感情は現在だけを見、理性は未来と時間の全体を見る点で異なり、現在の多くの想像力で理性は負ける。

 もしも感情それ自身が御しやすくて、理性に従順なものであったら、意志に対する説得と巧言などを用いる必要はたいしてなく、ただの命題と証明だけで十分であろうが、しかし、感情がたえずむほんをおこし扇動する、
「よいほうの道はわかっており、そのほうがよいと思う。しかし、わたしはわるいほうの道をたどる」
 のをみると、もし説得の雄弁がうまくやって、想像力を感情の側からこちらの味方に引き入れ、理性と想像力との同盟を結んで、感情と対抗しなければ、理性は捕虜と奴隷になるであろう。
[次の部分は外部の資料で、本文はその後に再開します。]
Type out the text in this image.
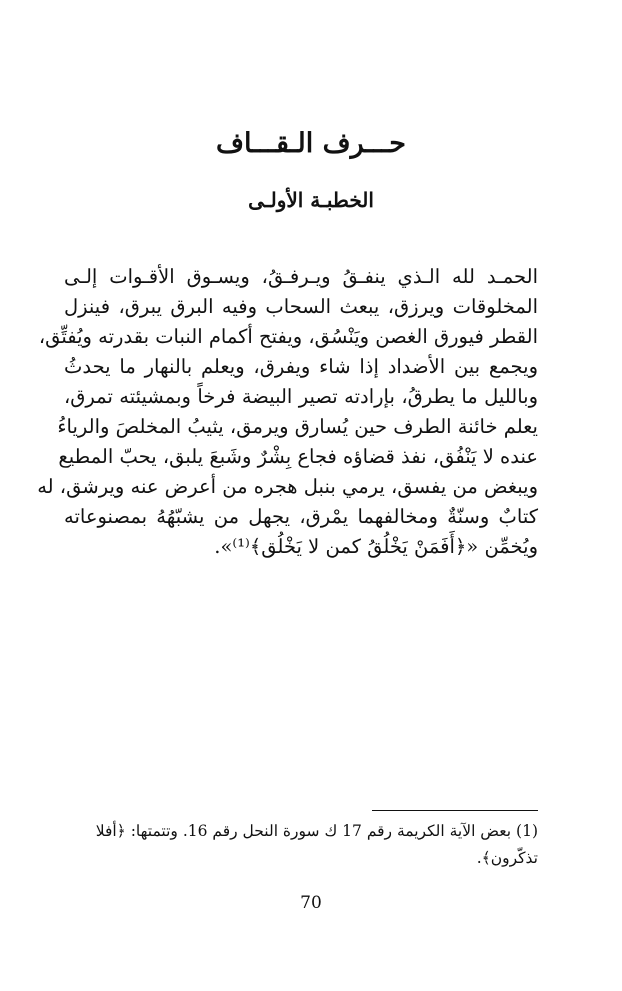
حـــرف الـقـــاف
الخطبـة الأولـى
الحمـد لله الـذي ينفـقُ ويـرفـقُ، ويسـوق الأقـوات إلـى
المخلوقات ويرزق، يبعث السحاب وفيه البرق يبرق، فينزل
القطر فيورق الغصن ويَنْسُق، ويفتح أكمام النبات بقدرته ويُفتِّق،
ويجمع بين الأضداد إذا شاء ويفرق، ويعلم بالنهار ما يحدثُ
وبالليل ما يطرقُ، بإرادته تصير البيضة فرخاً وبمشيئته تمرق،
يعلم خائنة الطرف حين يُسارق ويرمق، يثيبُ المخلصَ والرياءُ
عنده لا يَنْفُق، نفذ قضاؤه فجاع بِشْرٌ وشَبعَ يلبق، يحبّ المطيع
ويبغض من يفسق، يرمي بنبل هجره من أعرض عنه ويرشق، له
كتابٌ وسنّةٌ ومخالفهما يمْرق، يجهل من يشبّهُهُ بمصنوعاته
ويُخمِّن «﴿أَفَمَنْ يَخْلُقُ كمن لا يَخْلُق﴾⁽¹⁾».
(1) بعض الآية الكريمة رقم 17 ك سورة النحل رقم 16. وتتمتها: ﴿أفلا
تذكّرون﴾.
70
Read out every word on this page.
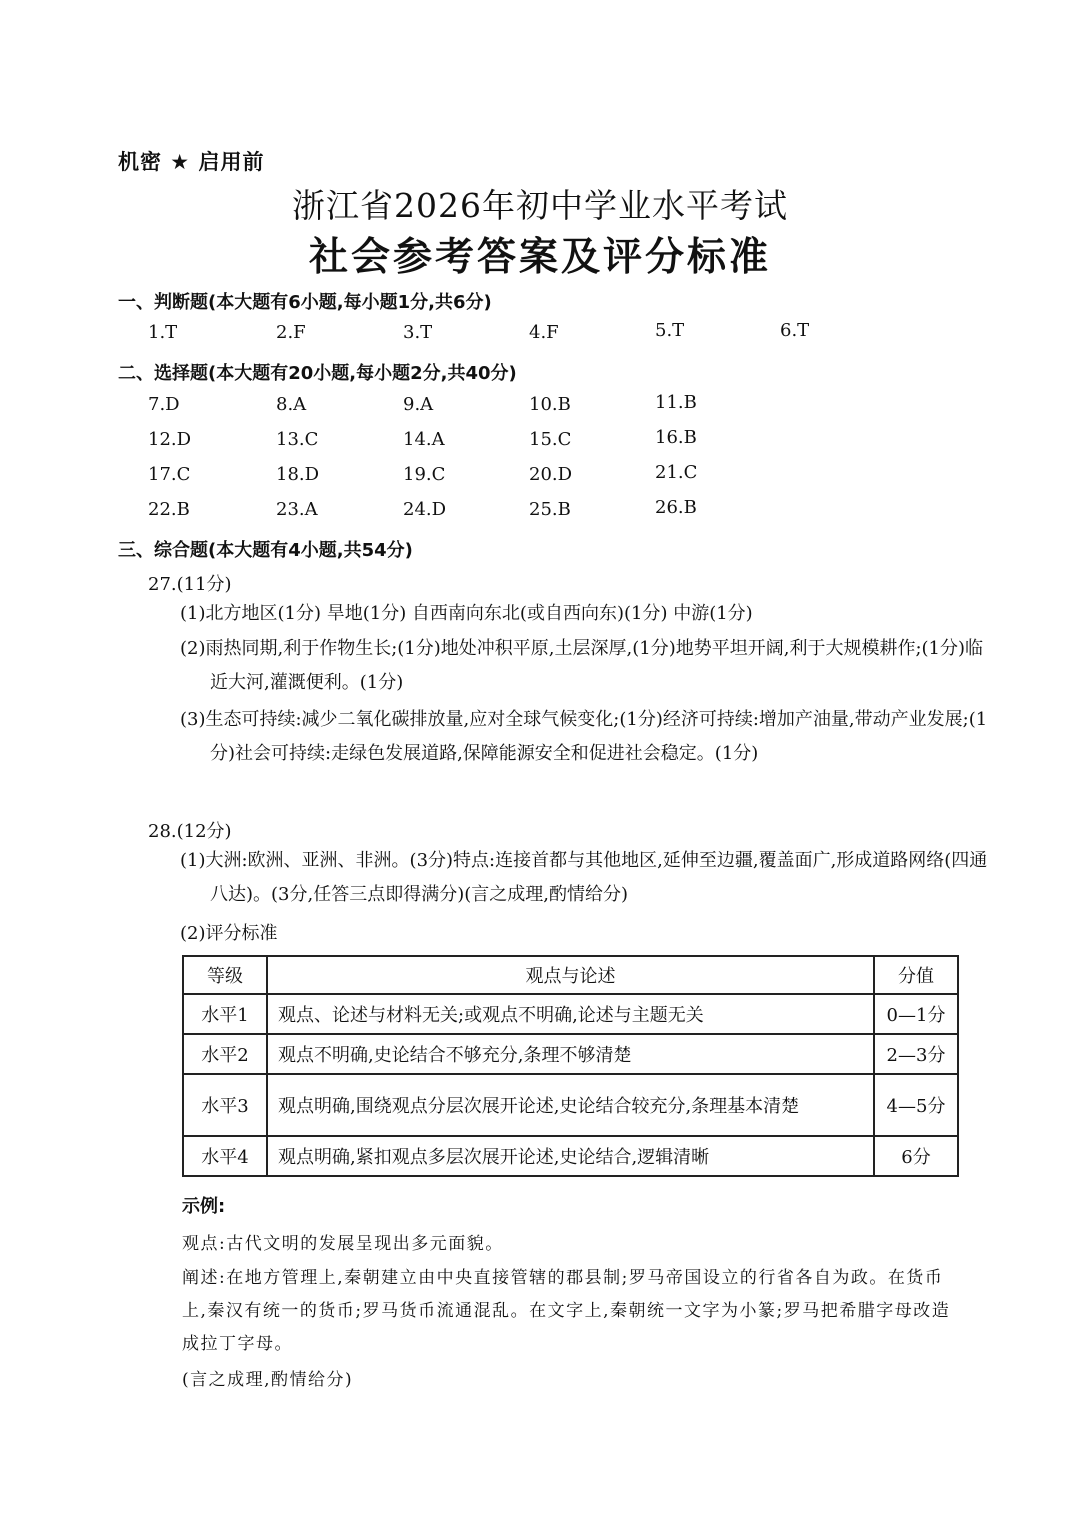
机密 ★ 启用前
浙江省2026年初中学业水平考试
社会参考答案及评分标准
一、判断题(本大题有6小题,每小题1分,共6分)
1.T	2.F	3.T	4.F	5.T	6.T
二、选择题(本大题有20小题,每小题2分,共40分)
7.D	8.A	9.A	10.B	11.B
12.D	13.C	14.A	15.C	16.B
17.C	18.D	19.C	20.D	21.C
22.B	23.A	24.D	25.B	26.B
三、综合题(本大题有4小题,共54分)
27.(11分)
(1)北方地区(1分) 旱地(1分) 自西南向东北(或自西向东)(1分) 中游(1分)
(2)雨热同期,利于作物生长;(1分)地处冲积平原,土层深厚,(1分)地势平坦开阔,利于大规模耕作;(1分)临近大河,灌溉便利。(1分)
(3)生态可持续:减少二氧化碳排放量,应对全球气候变化;(1分)经济可持续:增加产油量,带动产业发展;(1分)社会可持续:走绿色发展道路,保障能源安全和促进社会稳定。(1分)
28.(12分)
(1)大洲:欧洲、亚洲、非洲。(3分)特点:连接首都与其他地区,延伸至边疆,覆盖面广,形成道路网络(四通八达)。(3分,任答三点即得满分)(言之成理,酌情给分)
(2)评分标准
等级	观点与论述	分值
水平1	观点、论述与材料无关;或观点不明确,论述与主题无关	0—1分
水平2	观点不明确,史论结合不够充分,条理不够清楚	2—3分
水平3	观点明确,围绕观点分层次展开论述,史论结合较充分,条理基本清楚	4—5分
水平4	观点明确,紧扣观点多层次展开论述,史论结合,逻辑清晰	6分
示例:
观点:古代文明的发展呈现出多元面貌。
阐述:在地方管理上,秦朝建立由中央直接管辖的郡县制;罗马帝国设立的行省各自为政。在货币上,秦汉有统一的货币;罗马货币流通混乱。在文字上,秦朝统一文字为小篆;罗马把希腊字母改造成拉丁字母。
(言之成理,酌情给分)
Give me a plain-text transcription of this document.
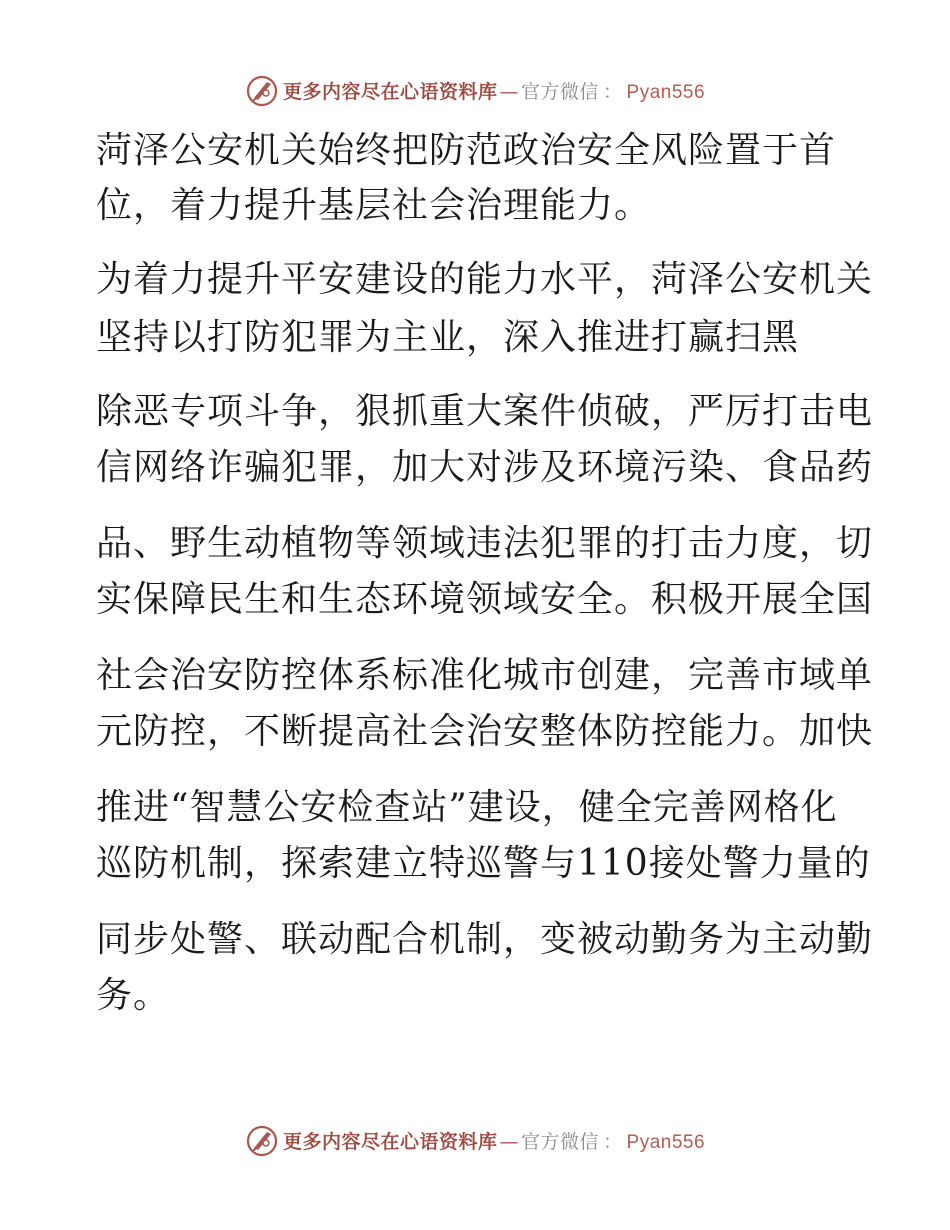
更多内容尽在心语资料库 — 官方微信 ： Pyan556
菏泽公安机关始终把防范政治安全风险置于首
位，着力提升基层社会治理能力。
为着力提升平安建设的能力水平，菏泽公安机关
坚持以打防犯罪为主业，深入推进打赢扫黑
除恶专项斗争，狠抓重大案件侦破，严厉打击电
信网络诈骗犯罪，加大对涉及环境污染、食品药
品、野生动植物等领域违法犯罪的打击力度，切
实保障民生和生态环境领域安全。积极开展全国
社会治安防控体系标准化城市创建，完善市域单
元防控，不断提高社会治安整体防控能力。加快
推进“智慧公安检查站”建设，健全完善网格化
巡防机制，探索建立特巡警与110接处警力量的
同步处警、联动配合机制，变被动勤务为主动勤
务。
更多内容尽在心语资料库 — 官方微信 ： Pyan556
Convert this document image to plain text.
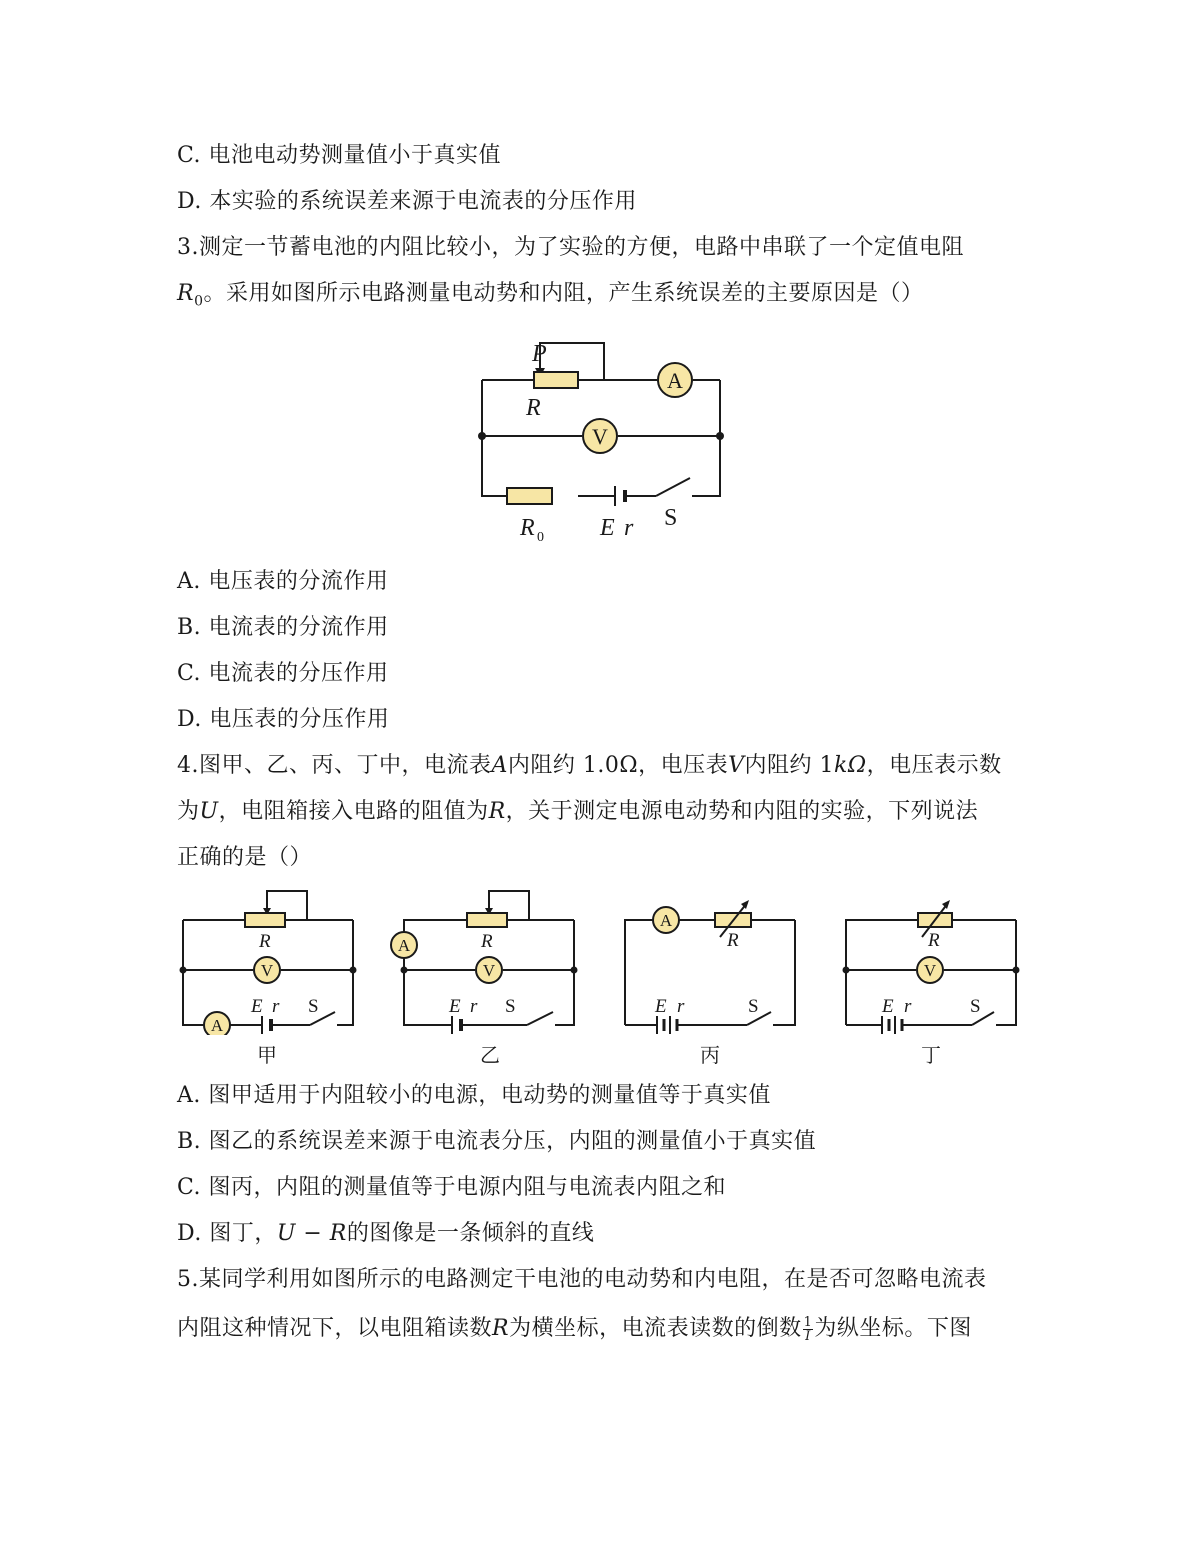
C. 电池电动势测量值小于真实值
D. 本实验的系统误差来源于电流表的分压作用
3.测定一节蓄电池的内阻比较小，为了实验的方便，电路中串联了一个定值电阻
$R_0$。采用如图所示电路测量电动势和内阻，产生系统误差的主要原因是（）
A
V
P
R
R 0 E r S
A. 电压表的分流作用
B. 电流表的分流作用
C. 电流表的分压作用
D. 电压表的分压作用
4.图甲、乙、丙、丁中，电流表A内阻约 1.0Ω，电压表V内阻约 1kΩ，电压表示数
为U，电阻箱接入电路的阻值为R，关于测定电源电动势和内阻的实验，下列说法
正确的是（）
V
A
R
E r S
甲
A
V
R
E r S
乙
A
R
E r	S
丙
V
R
E r	S
丁
A. 图甲适用于内阻较小的电源，电动势的测量值等于真实值
B. 图乙的系统误差来源于电流表分压，内阻的测量值小于真实值
C. 图丙，内阻的测量值等于电源内阻与电流表内阻之和
D. 图丁，U − R的图像是一条倾斜的直线
5.某同学利用如图所示的电路测定干电池的电动势和内电阻，在是否可忽略电流表
内阻这种情况下，以电阻箱读数R为横坐标，电流表读数的倒数 $\frac{1}{I}$ 为纵坐标。下图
というのは、感情そのものにも、理性と同じように、つねに、善への欲求があるが、感情は現在だけを見、理性は未来と時間の全体を見るという点で異なり、そしてそれゆえ、現在のほうがいっそう多くの想像力をみたすので、理性はふつう負かされてしまうからである。しかし、雄弁と説得との力が遠いものを、現在のように見えさせてしまえば、そのときは、想像力の寝返りで、理性が勝つのである。